Here is a list of things you should not listen to when it comes to what you should and should not do at your wedding:

  • Do not hire friends/family members as vendors.

    If you have a friend or family member who is a great photographer or DJ or baker, etc. why not hire them. You know they’ll put in extra effort to make your day special because you’re special to them. The key advice here is to just be sure you trust them.

  • Be sure to hire a wedding planner.

    If you don’t want to hire a wedding planner, don’t do it. We’re hiring one because we don’t want to have to worry about anything on that day. And guess what else, she’s a friend who helps plan weddings!

  • Spend most of your money on a photographer, on food, on the venue, etc.

    Most of the time this advice comes from a partial point of view. Photographers say you should spend a majority of your money on photographers, catering companies say you should spend a majority of your money on the food, etc. Create your priorities based on you and your fiancé – not on someone else’s input that doesn’t know your relationship.

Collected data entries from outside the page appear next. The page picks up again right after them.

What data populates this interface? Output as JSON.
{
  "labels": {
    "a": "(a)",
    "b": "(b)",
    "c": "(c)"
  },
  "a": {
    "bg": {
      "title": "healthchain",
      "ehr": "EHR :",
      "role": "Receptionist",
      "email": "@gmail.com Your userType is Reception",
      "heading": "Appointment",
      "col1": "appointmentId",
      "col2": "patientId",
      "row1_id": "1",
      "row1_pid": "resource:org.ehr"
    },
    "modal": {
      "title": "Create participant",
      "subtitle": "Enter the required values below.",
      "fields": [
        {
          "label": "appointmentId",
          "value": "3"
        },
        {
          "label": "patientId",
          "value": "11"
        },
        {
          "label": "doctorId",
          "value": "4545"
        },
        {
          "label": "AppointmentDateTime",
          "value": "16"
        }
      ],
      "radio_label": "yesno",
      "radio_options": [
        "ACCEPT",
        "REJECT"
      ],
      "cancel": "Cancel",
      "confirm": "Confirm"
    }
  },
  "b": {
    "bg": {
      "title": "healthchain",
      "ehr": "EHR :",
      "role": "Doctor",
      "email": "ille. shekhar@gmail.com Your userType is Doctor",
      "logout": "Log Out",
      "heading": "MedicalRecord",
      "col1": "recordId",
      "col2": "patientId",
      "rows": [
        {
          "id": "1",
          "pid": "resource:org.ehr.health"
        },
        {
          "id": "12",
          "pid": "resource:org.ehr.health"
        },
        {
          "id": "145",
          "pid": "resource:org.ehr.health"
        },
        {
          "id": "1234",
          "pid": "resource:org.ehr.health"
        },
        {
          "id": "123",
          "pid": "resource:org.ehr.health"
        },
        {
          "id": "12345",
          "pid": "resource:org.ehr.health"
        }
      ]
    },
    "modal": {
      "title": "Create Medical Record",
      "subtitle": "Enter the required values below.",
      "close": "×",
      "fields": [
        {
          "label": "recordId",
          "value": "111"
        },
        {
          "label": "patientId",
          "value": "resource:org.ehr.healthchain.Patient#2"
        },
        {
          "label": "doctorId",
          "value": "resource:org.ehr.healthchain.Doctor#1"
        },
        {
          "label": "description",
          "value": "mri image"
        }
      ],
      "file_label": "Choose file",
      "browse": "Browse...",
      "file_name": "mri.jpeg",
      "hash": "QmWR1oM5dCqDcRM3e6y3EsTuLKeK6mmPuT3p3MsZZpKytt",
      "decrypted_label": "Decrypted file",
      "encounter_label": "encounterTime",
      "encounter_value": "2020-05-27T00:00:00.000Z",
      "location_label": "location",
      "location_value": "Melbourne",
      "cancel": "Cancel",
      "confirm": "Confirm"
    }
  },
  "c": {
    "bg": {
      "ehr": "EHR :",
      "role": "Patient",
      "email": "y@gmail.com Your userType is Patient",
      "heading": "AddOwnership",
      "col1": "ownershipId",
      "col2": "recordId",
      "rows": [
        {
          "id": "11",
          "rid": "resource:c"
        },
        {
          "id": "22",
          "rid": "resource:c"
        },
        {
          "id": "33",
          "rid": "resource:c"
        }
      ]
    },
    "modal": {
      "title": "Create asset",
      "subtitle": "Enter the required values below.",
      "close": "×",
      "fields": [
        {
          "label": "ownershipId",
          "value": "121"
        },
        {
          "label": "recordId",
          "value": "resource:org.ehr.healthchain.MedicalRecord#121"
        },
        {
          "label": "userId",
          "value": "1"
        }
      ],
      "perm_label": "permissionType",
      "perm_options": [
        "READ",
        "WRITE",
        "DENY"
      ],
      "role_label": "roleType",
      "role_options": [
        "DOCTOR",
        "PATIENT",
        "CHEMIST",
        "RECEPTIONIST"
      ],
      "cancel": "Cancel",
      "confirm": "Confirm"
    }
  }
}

  • Do not have a cash bar.

    We’re not having a cash bar, but I truthfully see nothing wrong with having one. Alcohol is expensive and if it’s not in your budget to pay for it, then having a cash bar is a great option. I understand people like to have a drink with their dinner, but if they’re not going to come to your wedding because you’re making them pay for their alcohol, do you really want them at your wedding?

  • Do not DIY with flowers, décor, etc.

    This advice probably gets on my nerves the most. DIY is a great way to save money (be sure to know the cost before starting the project!) and also to add a personal touch to your day. If you want to do your own flowers, do your own flowers; if you want to create your own signage, create your own signage; if you want to pay someone to do all the decorations and it’s in your budget, then do that.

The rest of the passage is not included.